Au surplus, quand vous parlerez au sieur de Rouillé, vous observerez avec attention si la douceur dont il s'exprimera envers vous, sera réelle ou affectée. Je vous recommande encore comme une chose très nécessaire pour mon service dans ces occurences de bien flatter Madame de Pompadour,1 afin de vous la rendre favorable, et de lui insinuer, s'il est possible, que plus la guerre deviendra générale et compliquée, plus il serait difficile de la terminer, et que rien empêcherait que je ne saurais être le porteur des paroles de paix,2 ce que je remets cependant à votre discernement.

J'ai oublié de vous dire en haut que, quand M. de Rouillé voudra vous objecter encore qu'au moins par ma convention faite avec le roi d'Angleterre je lui procurais indirectement la facilité de pouvoir faire passer les troupes que l'Angleterre avait à sa solde, dans les îles britanniques, vous lui direz que le roi d'Angleterre n'eût pas moins fait passer ces troupes en Angleterre, quand même la convention n'aurait jamais existé, vu qu'il aurait eu toujours les troupes de Russie à sa disposition pour en couvrir ses États d'Hanovre.

Federic.

Voici une occasion où vous me pouvez donner des preuves éclatantes de votre capacité.

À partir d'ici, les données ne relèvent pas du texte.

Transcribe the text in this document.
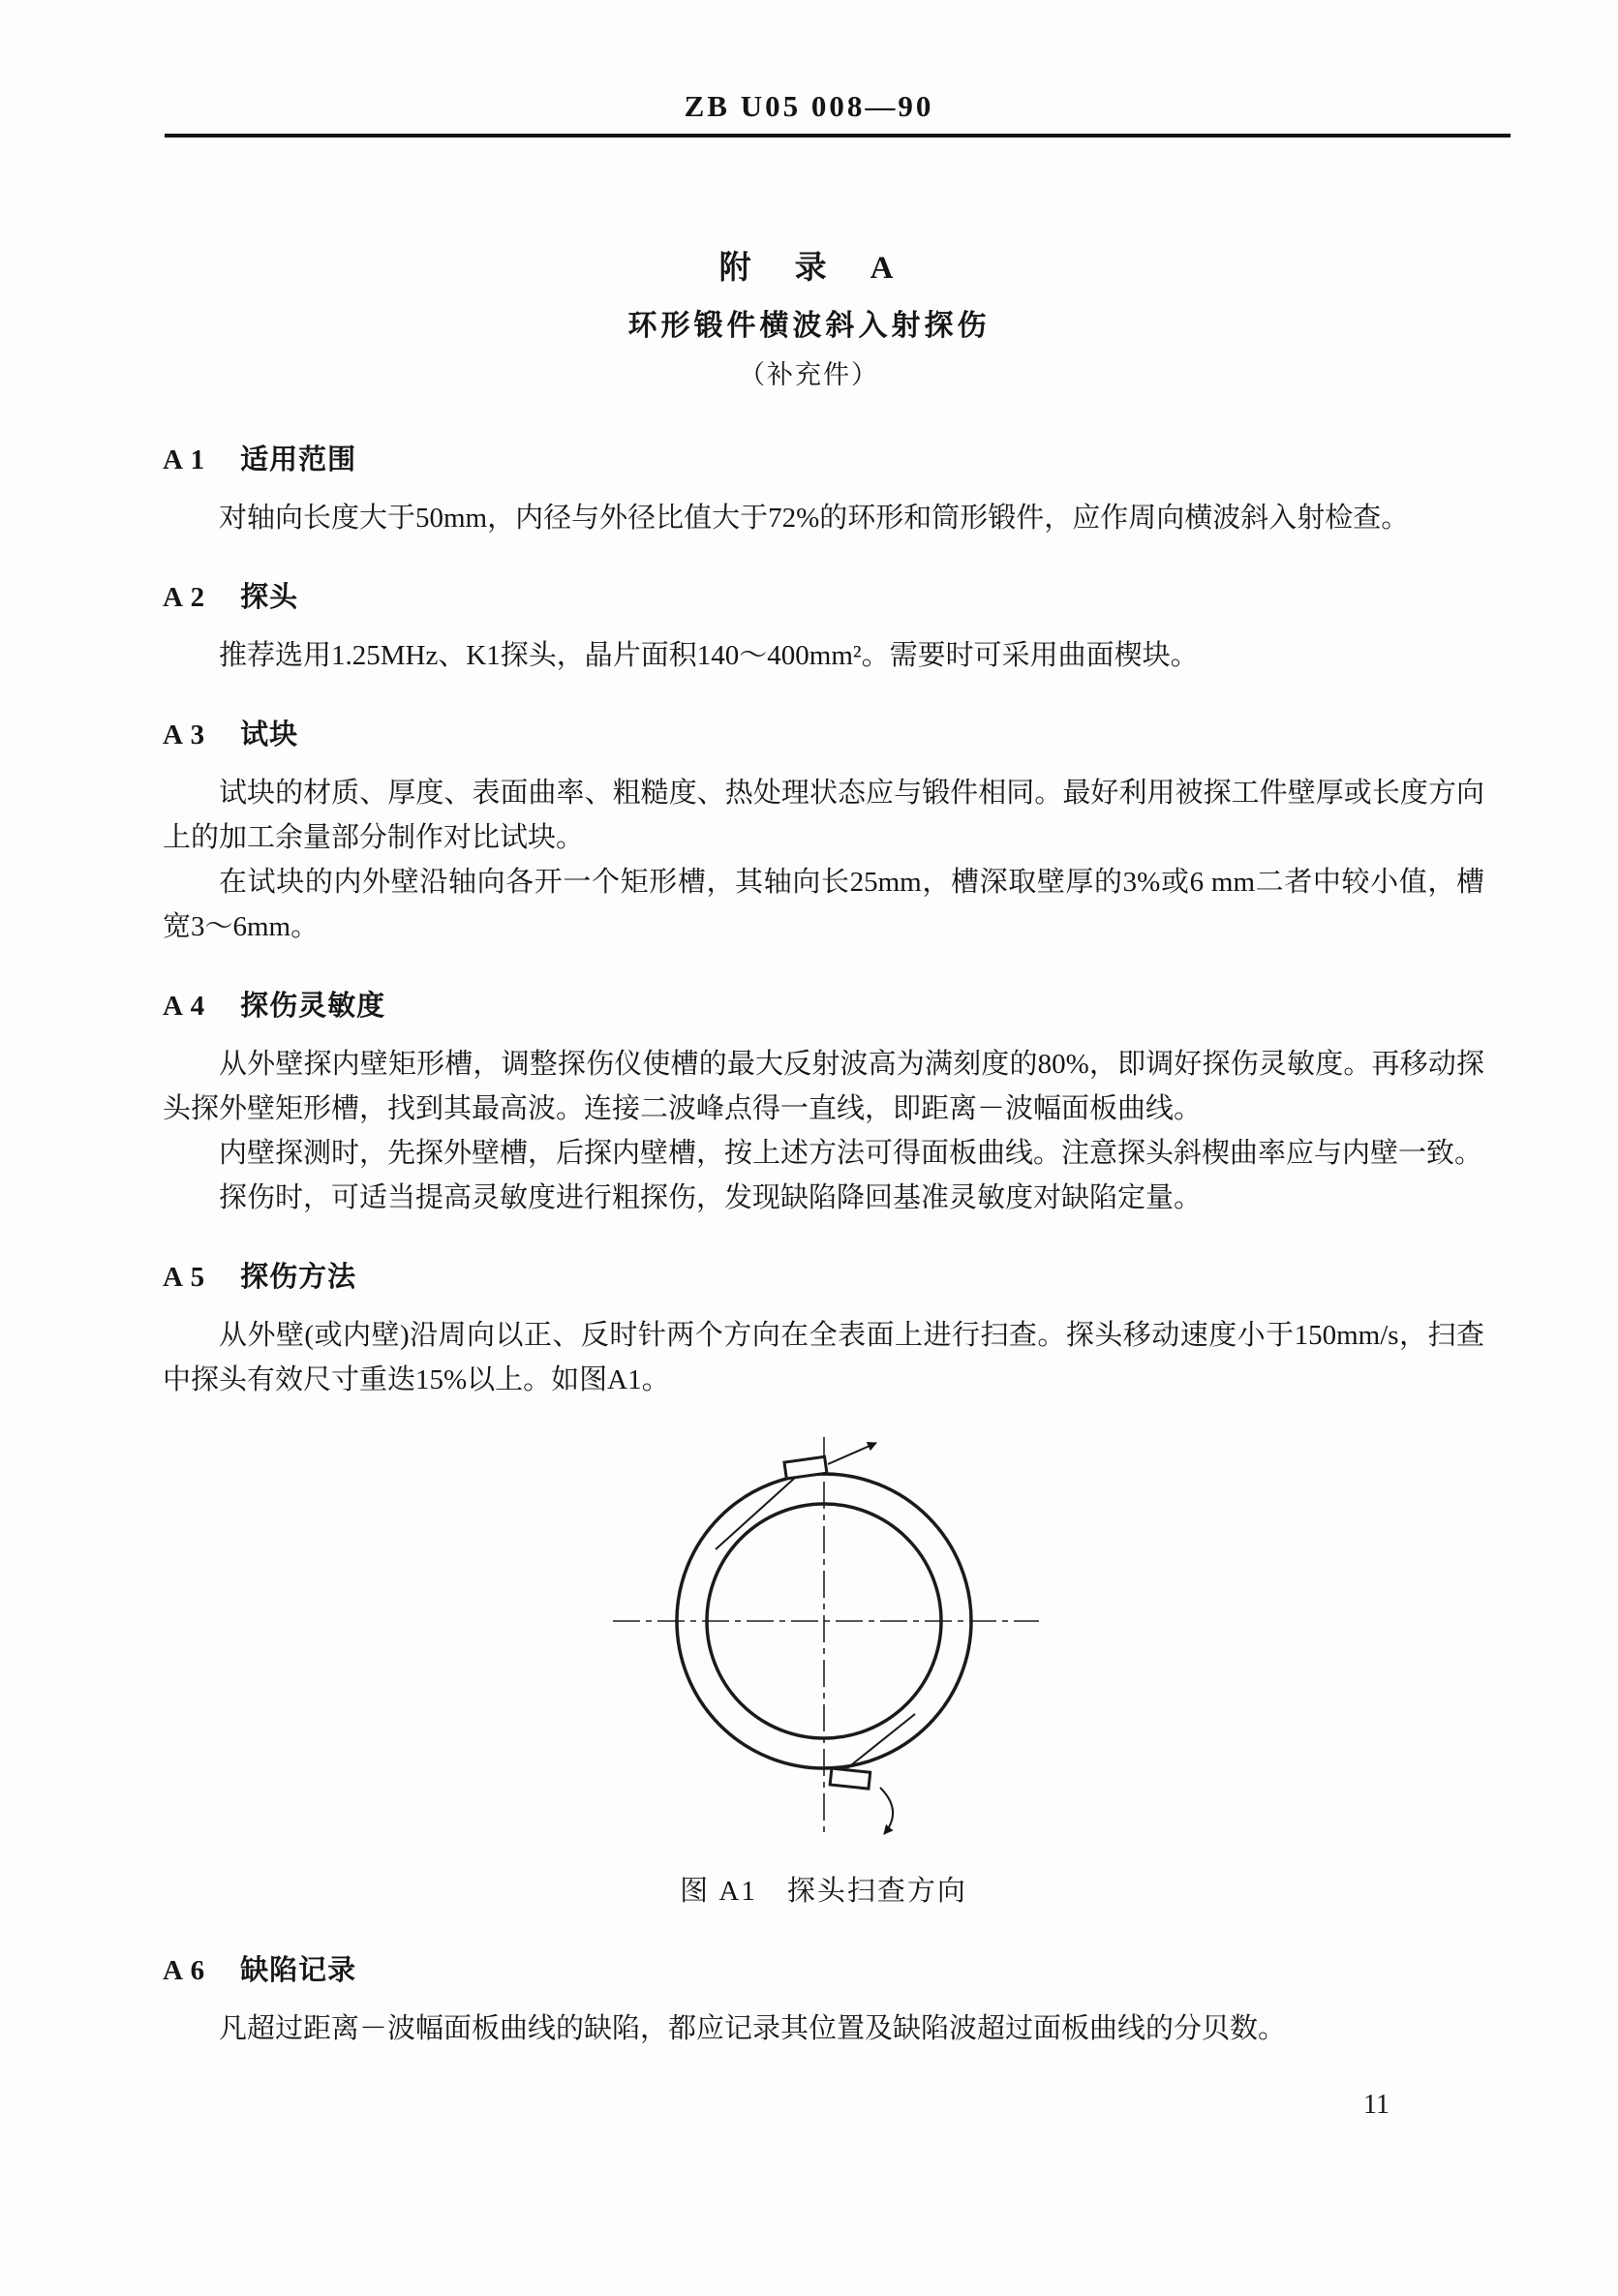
ZB U05 008—90
附　录　A
环形锻件横波斜入射探伤
（补充件）
A 1 适用范围

对轴向长度大于50mm，内径与外径比值大于72%的环形和筒形锻件，应作周向横波斜入射检查。

A 2 探头

推荐选用1.25MHz、K1探头，晶片面积140～400mm²。需要时可采用曲面楔块。

A 3 试块

试块的材质、厚度、表面曲率、粗糙度、热处理状态应与锻件相同。最好利用被探工件壁厚或长度方向上的加工余量部分制作对比试块。

在试块的内外壁沿轴向各开一个矩形槽，其轴向长25mm，槽深取壁厚的3%或6 mm二者中较小值，槽宽3～6mm。

A 4 探伤灵敏度

从外壁探内壁矩形槽，调整探伤仪使槽的最大反射波高为满刻度的80%，即调好探伤灵敏度。再移动探头探外壁矩形槽，找到其最高波。连接二波峰点得一直线，即距离－波幅面板曲线。

内壁探测时，先探外壁槽，后探内壁槽，按上述方法可得面板曲线。注意探头斜楔曲率应与内壁一致。

探伤时，可适当提高灵敏度进行粗探伤，发现缺陷降回基准灵敏度对缺陷定量。

A 5 探伤方法

从外壁(或内壁)沿周向以正、反时针两个方向在全表面上进行扫查。探头移动速度小于150mm/s，扫查中探头有效尺寸重迭15%以上。如图A1。

图 A1　探头扫查方向
A 6 缺陷记录

凡超过距离－波幅面板曲线的缺陷，都应记录其位置及缺陷波超过面板曲线的分贝数。

11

Il faut faire jouer toutes sortes de ressorts pour découvrir si une démarche très innocente de ma part leur a donné plus que de l'humeur contre moi. Si ce n'est qu'une boutade passagère, comme il leur arrive d'en avoir, je puis renouveler le traité avec eux; mais s'il y a un levain caché dans le fond de leur cœur, cela m'obligera à prendre des mesures toutes différentes. Pour moi, je suis persuadé qu'ils ne trouveront que de belles paroles à Vienne, mais rien de plus, et que, lorsqu'ils verront qu'ils ne peuvent pas trouver des gens qui se sacrifient pour eux, ils seront bien aises de renouer avec moi, de même qu'avec l'Espagne, et qu'ils ne trouveront plus étrange que ni les uns ni les autres n'aient voulu se mêler de la guerre des merluches. Tâchez de flatter la Pompadour pour voir si peut-être elle



1 Vergl. S. 73.

2 Vergl. S. 37. 38.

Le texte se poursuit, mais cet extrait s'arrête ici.